On December 27, 2020, President Trump, after threatening to veto the Consolidated Appropriations Act, 2021, signed the stimulus bill into law. The new law includes a $900 billion dollar coronavirus relief package, which Congress passed on December 21, 2020. The new law includes a variety of health-care-related provisions directly related to COVID-19 and new surprise billing provisions effective on January 1, 2022. At the same time, the Center for Disease Control and Prevention (CDC) is tracking a new UK variant of the virus that causes COVID-19 (SARS-CoV-2), which appears to be faster spreading, and vaccine distribution began. Many predict the holidays will bring a spike in cases and overloaded hospital ICUs. As we head into 2021, here is what is new for health care in the stimulus law.
Vaccine development and distribution
This month, the Food and Drug Administration (FDA) granted emergency use authorization for the COVID-19 vaccine manufactured by Pfizer-BioNTech and Moderna. Distribution began for health care workers and vulnerable Americans under the CDC’s recommended COVID-19 vaccine prioritization plan due to limited supply. The new law provides funding to help state, tribal, and local governments cover the costs of administering the vaccines to the public. The funding is intended to accelerate distribution of the COVID-19 vaccine. Funding includes the cost of buying the vaccine and distribution costs to allow the vaccine to be provided to the public for free.
A viral test uses samples to find a current infection of COVID-19. The time it takes to process these tests can vary. Last month and this month, a series of at-home COVID-19 testing methods were approved. An at-home test allows a person to collect their own specimen and then perform the test on the specimen in their home or a private location to determine if they have COVID-19. In addition, the relief package includes funding for testing, including testing by state and local governments.
Additional funding was included to increase broadband access to help Americans connect remotely during the pandemic, including for telehealth visits. Included in this funding are monies for Native American Broad Band and Rural FCC programs and connecting minority communities, such as traditionally minority colleges and universities and minority business enterprises. Access to broad-band could promote telehealth access. Broadband is considered by some a social determinant of health, impacting the health of certain populations given the dependence on telehealth to access health care during the pandemic and likely beyond.
No surprise billing from out-of-network providers and air ambulances
The new law included the No Surprise Act to protect patients from surprise bills from health care providers and air ambulances who are out-of-network from billing for higher amounts. The No Surprise Act covers two scenarios:
- Emergency services delivered by out-of-network providers, including emergency air transport, or by out-of-network facilities, and
- Nonemergency services provided by out-of-network providers in network facilities and for which patients do not consent.
Provider can bill the cost-sharing amounts that apply to in-network services. Providers are banned from billing for any higher amounts. The new no surprise billing provisions start on January 1, 2022. ERISA self-funded plans are regulated by the Department of Labor (DOL) and not the states. Expect regulations from the DOL, the Department of Health and Human Services, and the Treasury implementing these provisions, including dispute resolutions and air ambulance reporting requirements.

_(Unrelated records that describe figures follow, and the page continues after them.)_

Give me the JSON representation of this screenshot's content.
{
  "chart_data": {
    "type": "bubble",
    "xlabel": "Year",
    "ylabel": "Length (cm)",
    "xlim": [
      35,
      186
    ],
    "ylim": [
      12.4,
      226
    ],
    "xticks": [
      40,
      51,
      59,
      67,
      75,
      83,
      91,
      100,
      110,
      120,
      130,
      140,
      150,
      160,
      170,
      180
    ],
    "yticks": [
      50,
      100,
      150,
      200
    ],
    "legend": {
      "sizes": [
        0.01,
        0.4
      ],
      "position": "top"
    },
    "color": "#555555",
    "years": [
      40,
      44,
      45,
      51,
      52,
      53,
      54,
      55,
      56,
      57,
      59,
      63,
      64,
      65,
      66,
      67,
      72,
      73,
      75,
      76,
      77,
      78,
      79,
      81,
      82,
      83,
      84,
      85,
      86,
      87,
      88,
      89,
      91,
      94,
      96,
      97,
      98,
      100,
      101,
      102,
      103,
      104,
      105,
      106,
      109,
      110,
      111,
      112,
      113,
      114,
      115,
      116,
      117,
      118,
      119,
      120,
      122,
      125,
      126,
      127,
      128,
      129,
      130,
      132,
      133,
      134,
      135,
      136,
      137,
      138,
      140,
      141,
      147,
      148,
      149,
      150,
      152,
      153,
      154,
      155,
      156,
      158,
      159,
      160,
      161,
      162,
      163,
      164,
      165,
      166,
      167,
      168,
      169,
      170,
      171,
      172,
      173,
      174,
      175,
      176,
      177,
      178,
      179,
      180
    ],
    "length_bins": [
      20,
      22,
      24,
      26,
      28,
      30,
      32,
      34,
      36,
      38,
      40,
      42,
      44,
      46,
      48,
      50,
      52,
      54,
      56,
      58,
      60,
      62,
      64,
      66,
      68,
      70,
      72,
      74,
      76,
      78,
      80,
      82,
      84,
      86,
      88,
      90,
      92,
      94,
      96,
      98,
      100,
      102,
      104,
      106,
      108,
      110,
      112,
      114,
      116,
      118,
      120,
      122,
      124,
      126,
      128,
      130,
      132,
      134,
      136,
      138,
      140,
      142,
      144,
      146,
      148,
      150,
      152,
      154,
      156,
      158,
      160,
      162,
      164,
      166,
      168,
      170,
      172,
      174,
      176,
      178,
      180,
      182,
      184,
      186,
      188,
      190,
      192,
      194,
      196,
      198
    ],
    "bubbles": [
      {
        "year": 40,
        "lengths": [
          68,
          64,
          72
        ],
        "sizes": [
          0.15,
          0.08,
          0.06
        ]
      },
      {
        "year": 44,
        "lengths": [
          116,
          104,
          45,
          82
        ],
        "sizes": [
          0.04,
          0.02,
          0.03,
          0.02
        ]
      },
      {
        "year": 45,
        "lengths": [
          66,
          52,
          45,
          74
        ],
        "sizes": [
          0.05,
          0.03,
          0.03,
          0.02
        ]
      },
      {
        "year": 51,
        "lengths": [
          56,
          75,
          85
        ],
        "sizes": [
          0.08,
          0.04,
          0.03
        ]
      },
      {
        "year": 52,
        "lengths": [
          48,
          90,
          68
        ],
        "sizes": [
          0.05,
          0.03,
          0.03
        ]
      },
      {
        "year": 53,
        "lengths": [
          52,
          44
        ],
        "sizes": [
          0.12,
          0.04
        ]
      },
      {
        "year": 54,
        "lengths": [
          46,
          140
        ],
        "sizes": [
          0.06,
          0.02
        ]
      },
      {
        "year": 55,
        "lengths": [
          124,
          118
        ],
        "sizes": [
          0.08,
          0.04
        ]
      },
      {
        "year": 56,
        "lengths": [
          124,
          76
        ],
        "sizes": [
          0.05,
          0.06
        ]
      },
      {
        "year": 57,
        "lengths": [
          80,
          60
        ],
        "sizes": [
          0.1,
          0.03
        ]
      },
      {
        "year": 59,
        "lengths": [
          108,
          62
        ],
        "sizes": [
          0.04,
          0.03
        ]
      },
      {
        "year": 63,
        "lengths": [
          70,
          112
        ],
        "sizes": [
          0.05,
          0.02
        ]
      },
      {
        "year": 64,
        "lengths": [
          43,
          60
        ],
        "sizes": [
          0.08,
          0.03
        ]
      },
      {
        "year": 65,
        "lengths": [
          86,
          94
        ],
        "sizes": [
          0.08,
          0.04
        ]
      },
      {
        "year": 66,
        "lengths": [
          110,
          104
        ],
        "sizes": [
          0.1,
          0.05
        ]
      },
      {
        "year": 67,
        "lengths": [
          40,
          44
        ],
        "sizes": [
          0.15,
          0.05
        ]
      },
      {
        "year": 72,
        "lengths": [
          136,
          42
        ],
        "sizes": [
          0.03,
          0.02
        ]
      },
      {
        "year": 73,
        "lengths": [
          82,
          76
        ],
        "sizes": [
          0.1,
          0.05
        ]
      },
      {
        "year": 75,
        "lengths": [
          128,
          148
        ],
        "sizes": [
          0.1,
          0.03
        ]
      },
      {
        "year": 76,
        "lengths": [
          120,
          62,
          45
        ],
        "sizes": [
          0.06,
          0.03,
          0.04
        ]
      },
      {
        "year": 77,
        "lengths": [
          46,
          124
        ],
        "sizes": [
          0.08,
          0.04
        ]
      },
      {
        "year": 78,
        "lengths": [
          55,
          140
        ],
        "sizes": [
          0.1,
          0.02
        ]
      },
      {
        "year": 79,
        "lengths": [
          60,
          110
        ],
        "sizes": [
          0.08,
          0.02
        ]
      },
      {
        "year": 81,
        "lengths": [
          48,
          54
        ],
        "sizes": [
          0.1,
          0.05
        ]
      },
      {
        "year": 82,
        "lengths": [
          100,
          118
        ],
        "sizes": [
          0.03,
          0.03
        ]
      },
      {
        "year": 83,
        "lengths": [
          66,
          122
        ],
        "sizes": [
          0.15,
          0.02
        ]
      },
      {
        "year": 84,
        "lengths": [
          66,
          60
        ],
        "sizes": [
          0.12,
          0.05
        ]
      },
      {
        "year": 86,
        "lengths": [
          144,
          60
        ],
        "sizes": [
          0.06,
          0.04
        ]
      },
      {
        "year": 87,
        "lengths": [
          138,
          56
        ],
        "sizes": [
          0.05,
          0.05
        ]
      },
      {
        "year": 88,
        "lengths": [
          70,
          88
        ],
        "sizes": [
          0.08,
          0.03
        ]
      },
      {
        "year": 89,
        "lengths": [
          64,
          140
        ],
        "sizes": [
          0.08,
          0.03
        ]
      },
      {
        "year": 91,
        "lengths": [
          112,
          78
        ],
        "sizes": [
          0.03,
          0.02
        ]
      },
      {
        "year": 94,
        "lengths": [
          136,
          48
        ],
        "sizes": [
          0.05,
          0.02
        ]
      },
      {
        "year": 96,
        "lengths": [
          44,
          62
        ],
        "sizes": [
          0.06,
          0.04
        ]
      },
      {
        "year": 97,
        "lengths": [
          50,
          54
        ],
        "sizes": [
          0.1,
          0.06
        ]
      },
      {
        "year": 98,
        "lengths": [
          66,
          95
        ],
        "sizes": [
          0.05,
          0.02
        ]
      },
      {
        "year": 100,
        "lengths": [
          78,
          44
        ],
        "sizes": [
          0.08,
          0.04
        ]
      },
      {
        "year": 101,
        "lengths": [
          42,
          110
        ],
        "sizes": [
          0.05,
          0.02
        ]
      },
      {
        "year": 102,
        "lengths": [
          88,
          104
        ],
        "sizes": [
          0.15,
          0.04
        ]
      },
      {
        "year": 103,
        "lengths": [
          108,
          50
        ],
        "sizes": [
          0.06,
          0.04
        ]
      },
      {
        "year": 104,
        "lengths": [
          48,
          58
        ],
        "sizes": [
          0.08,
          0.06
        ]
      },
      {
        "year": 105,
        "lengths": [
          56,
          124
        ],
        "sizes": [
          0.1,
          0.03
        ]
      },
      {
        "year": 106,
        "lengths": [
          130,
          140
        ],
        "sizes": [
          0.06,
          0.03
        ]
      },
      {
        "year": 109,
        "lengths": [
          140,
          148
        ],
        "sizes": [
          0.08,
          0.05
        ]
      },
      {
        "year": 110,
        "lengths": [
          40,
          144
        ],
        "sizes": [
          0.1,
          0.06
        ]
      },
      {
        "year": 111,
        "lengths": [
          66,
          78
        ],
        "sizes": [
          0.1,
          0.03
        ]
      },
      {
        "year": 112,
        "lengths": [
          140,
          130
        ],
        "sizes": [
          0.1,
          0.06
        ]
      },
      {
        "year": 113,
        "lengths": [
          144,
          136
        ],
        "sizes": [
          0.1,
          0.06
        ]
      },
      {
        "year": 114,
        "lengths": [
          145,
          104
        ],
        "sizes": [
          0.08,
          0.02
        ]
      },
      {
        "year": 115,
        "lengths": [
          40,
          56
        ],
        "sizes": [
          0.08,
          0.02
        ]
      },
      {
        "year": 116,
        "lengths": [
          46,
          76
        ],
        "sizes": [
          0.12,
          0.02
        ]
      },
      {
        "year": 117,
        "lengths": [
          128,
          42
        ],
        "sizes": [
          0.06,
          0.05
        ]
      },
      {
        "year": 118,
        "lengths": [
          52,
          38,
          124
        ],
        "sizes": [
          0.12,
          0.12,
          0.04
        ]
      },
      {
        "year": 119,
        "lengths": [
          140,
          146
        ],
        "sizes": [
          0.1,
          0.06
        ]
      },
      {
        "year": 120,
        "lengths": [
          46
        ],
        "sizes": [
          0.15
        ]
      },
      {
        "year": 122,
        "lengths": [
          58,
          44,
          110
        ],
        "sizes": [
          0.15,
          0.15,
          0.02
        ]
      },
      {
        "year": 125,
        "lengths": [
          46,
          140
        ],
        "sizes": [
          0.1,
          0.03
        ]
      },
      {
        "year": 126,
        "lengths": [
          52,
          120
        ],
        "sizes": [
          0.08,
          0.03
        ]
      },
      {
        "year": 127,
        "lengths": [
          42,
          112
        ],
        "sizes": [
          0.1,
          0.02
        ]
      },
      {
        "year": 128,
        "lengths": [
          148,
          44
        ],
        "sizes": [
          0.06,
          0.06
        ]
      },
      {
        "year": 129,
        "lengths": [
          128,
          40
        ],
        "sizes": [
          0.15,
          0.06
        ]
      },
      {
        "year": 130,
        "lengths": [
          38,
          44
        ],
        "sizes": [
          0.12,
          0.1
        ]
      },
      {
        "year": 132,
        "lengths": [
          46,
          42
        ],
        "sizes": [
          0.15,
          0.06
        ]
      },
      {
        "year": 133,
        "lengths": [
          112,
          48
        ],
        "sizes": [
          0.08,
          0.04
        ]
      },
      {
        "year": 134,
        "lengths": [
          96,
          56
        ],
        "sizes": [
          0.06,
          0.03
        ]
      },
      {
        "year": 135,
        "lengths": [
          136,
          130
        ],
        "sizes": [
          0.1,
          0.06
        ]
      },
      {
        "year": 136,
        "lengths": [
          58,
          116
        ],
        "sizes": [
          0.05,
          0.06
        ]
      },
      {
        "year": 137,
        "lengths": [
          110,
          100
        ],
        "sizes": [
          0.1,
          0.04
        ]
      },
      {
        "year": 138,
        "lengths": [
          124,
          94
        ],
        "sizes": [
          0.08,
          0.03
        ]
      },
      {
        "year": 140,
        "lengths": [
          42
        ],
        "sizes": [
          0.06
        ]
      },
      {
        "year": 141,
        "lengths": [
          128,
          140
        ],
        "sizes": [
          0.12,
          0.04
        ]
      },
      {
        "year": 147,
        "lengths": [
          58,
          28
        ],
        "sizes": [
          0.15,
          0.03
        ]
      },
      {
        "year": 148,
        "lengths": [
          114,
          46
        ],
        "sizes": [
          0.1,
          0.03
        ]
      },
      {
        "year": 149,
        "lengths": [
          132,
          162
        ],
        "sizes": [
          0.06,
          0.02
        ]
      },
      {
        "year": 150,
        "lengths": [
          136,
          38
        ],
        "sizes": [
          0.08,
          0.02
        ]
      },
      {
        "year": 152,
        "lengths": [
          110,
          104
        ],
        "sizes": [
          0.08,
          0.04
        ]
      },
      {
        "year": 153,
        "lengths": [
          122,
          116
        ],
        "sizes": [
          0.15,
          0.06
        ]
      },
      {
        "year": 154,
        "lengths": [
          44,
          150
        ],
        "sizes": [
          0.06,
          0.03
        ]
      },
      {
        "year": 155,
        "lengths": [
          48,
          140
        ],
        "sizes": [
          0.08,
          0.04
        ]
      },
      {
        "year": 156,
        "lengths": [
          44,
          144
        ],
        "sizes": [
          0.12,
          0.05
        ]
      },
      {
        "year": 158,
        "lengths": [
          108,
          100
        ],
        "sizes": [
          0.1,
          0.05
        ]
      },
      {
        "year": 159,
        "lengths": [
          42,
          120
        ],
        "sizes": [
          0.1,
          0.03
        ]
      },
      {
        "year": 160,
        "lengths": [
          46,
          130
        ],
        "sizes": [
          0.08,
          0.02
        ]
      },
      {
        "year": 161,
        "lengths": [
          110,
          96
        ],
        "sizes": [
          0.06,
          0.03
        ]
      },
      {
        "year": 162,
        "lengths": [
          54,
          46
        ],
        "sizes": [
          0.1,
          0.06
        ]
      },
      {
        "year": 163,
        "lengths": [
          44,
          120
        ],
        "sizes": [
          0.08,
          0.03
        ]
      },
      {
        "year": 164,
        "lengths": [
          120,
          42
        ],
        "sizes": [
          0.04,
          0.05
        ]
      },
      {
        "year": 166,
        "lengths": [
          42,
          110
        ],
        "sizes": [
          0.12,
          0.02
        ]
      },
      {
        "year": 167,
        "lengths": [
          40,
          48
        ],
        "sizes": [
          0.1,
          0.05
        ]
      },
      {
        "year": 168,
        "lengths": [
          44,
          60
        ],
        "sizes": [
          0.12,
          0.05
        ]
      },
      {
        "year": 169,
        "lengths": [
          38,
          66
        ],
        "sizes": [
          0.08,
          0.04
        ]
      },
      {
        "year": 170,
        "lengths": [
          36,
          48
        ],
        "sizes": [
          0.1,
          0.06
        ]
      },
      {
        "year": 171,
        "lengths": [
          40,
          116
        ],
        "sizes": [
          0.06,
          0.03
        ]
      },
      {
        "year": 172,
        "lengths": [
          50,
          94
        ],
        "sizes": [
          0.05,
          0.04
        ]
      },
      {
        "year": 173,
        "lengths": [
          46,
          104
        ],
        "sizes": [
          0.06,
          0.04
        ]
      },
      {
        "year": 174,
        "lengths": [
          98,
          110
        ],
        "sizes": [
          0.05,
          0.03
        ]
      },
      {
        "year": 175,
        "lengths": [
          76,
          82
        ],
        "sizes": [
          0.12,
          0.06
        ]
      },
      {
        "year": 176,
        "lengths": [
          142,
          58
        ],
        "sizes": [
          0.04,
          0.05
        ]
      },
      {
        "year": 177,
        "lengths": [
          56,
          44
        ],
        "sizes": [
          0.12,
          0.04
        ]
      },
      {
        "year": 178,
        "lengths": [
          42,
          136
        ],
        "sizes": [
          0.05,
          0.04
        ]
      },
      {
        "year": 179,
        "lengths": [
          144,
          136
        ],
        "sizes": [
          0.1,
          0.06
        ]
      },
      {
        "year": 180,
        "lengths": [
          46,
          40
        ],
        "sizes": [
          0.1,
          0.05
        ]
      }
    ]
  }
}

In addition, to health care specific provisions, the new law includes funding for areas that may impact health care providers and health systems:
- Food insecurity
- Rental assistance
- Paycheck Protection Program loans
What’s next—A new administration
Next month marks the change in administration and potentially a renewed focus on health care, under the Affordable Care Act, and public health, and even seen by some as a “reversing” of certain policies under the Trump administration. Next month also marks the effective date of certain legacy laws from the Trump administration, such as Stark Law and Anti-kickback Statute changes, including value-based care and proposed changes to the HIPAA privacy rule, with the stated intent of opening up care coordination efforts, as well as telehealth changes under the physician payment rule. For now, 2020 is coming to an end, but the impact is likely long-lasting and yet, hopefully, will spur further innovations in our health care system.